Following this opening discussion, the Dalai Lama then responded to pre-selected questions from members of the Monmouth University community. This portion of the livestream was moderated by Joanne Jodry, Ed.D., D.M.H., Assistant Professor of Professional Counseling.
“We are very humbled and grateful for your wisdom that you’re going to share with our Monmouth University community tonight,” said Jodry.
The first question came from student Jacob Cordero, who asked about the future of climate change and what we should be doing to address it.
The Dalai Lama explained his belief that these global changes are simply a process of nature. “Already, we notice that some areas across the world are too hot. Ice at the poles is rapidly melting because of climate change. These are beyond our control,” said His Holiness. “Over the next few decades, we need to take care of our changing planet.”
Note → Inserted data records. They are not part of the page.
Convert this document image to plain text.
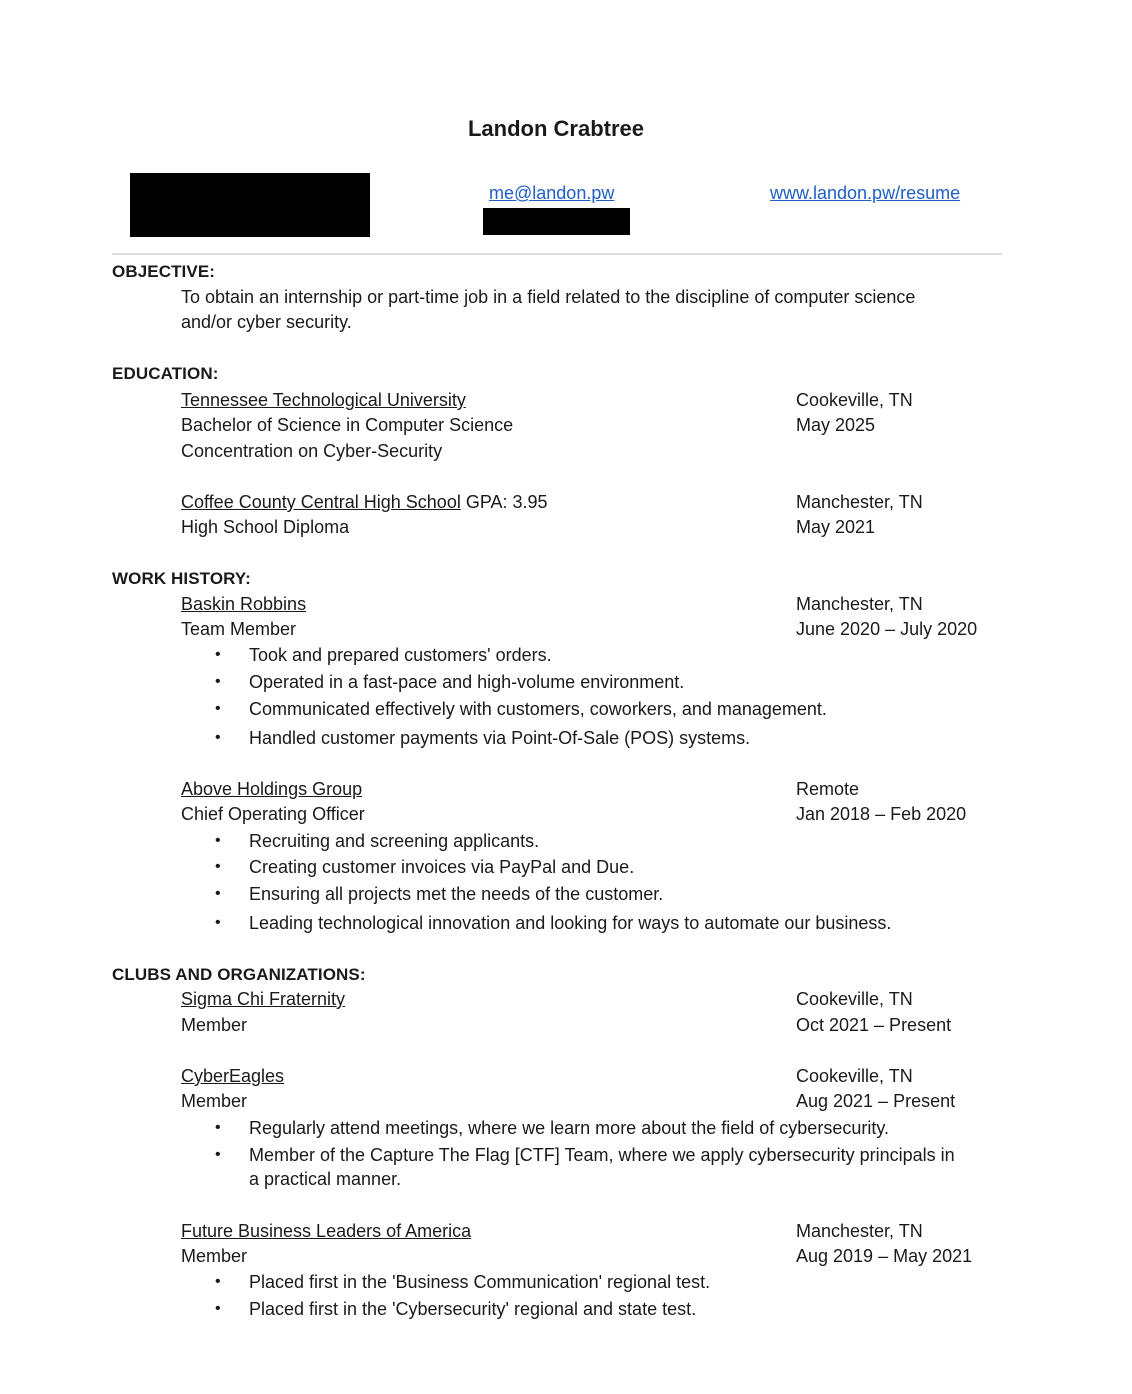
Landon Crabtree
me@landon.pw	www.landon.pw/resume
OBJECTIVE:
To obtain an internship or part-time job in a field related to the discipline of computer science
and/or cyber security.
EDUCATION:
Tennessee Technological University	Cookeville, TN
Bachelor of Science in Computer Science	May 2025
Concentration on Cyber-Security
Coffee County Central High School GPA: 3.95	Manchester, TN
High School Diploma	May 2021
WORK HISTORY:
Baskin Robbins	Manchester, TN
Team Member	June 2020 – July 2020
• Took and prepared customers' orders.
• Operated in a fast-pace and high-volume environment.
• Communicated effectively with customers, coworkers, and management.
• Handled customer payments via Point-Of-Sale (POS) systems.
Above Holdings Group	Remote
Chief Operating Officer	Jan 2018 – Feb 2020
• Recruiting and screening applicants.
• Creating customer invoices via PayPal and Due.
• Ensuring all projects met the needs of the customer.
• Leading technological innovation and looking for ways to automate our business.
CLUBS AND ORGANIZATIONS:
Sigma Chi Fraternity	Cookeville, TN
Member	Oct 2021 – Present
CyberEagles	Cookeville, TN
Member	Aug 2021 – Present
• Regularly attend meetings, where we learn more about the field of cybersecurity.
• Member of the Capture The Flag [CTF] Team, where we apply cybersecurity principals in
a practical manner.
Future Business Leaders of America	Manchester, TN
Member	Aug 2019 – May 2021
• Placed first in the 'Business Communication' regional test.
• Placed first in the 'Cybersecurity' regional and state test.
When Raj Devasagayam, Ph.D., Dean of Leon Hesse Business School, asked about the effects of the COVID-19 pandemic on our spiritual lives, His Holiness had a similar response in which he explained that we cannot worry about the things we can’t control.
A later question came from student Peter Quinton, who asked “Since Buddhist practices and philosophy were developed within the context of a collectivist Eastern culture, what are some challenges and how may these be remedied for people who come from an individual centered Western culture integrating Buddhist philosophy and practices into their lives?”
“Buddhism offers emphasis on the importance of individual peace of mind and happiness. It does not mean ignoring individual interest. You should improve yourself to then share with others,” responded the Dalai Lama. “We cannot distinguish between Westerner and Easterner. We are the same. There are some differences in ways of life, but they are minor.”
Student Mercy Yayre Dufe posed a question about finding inner peace while dealing with the fears of human conditions and embracing that all life has suffering.
“Suffering and pain are parts of our life. Unfortunate experiences are very useful in bringing about inner strength and inner peace,” explained His Holiness. “Utilize your experiences, use them to better yourself, and spread that knowledge.”
The livestream concluded with closing remarks of gratitude for His Holiness from Lu-Ann Russell, Senior Director of Conference Services and Special Events. “Today you offered our students and staff at MU an opportunity to seek your guidance on important issues that will shape their future. Thank you for guiding us with your warmth.”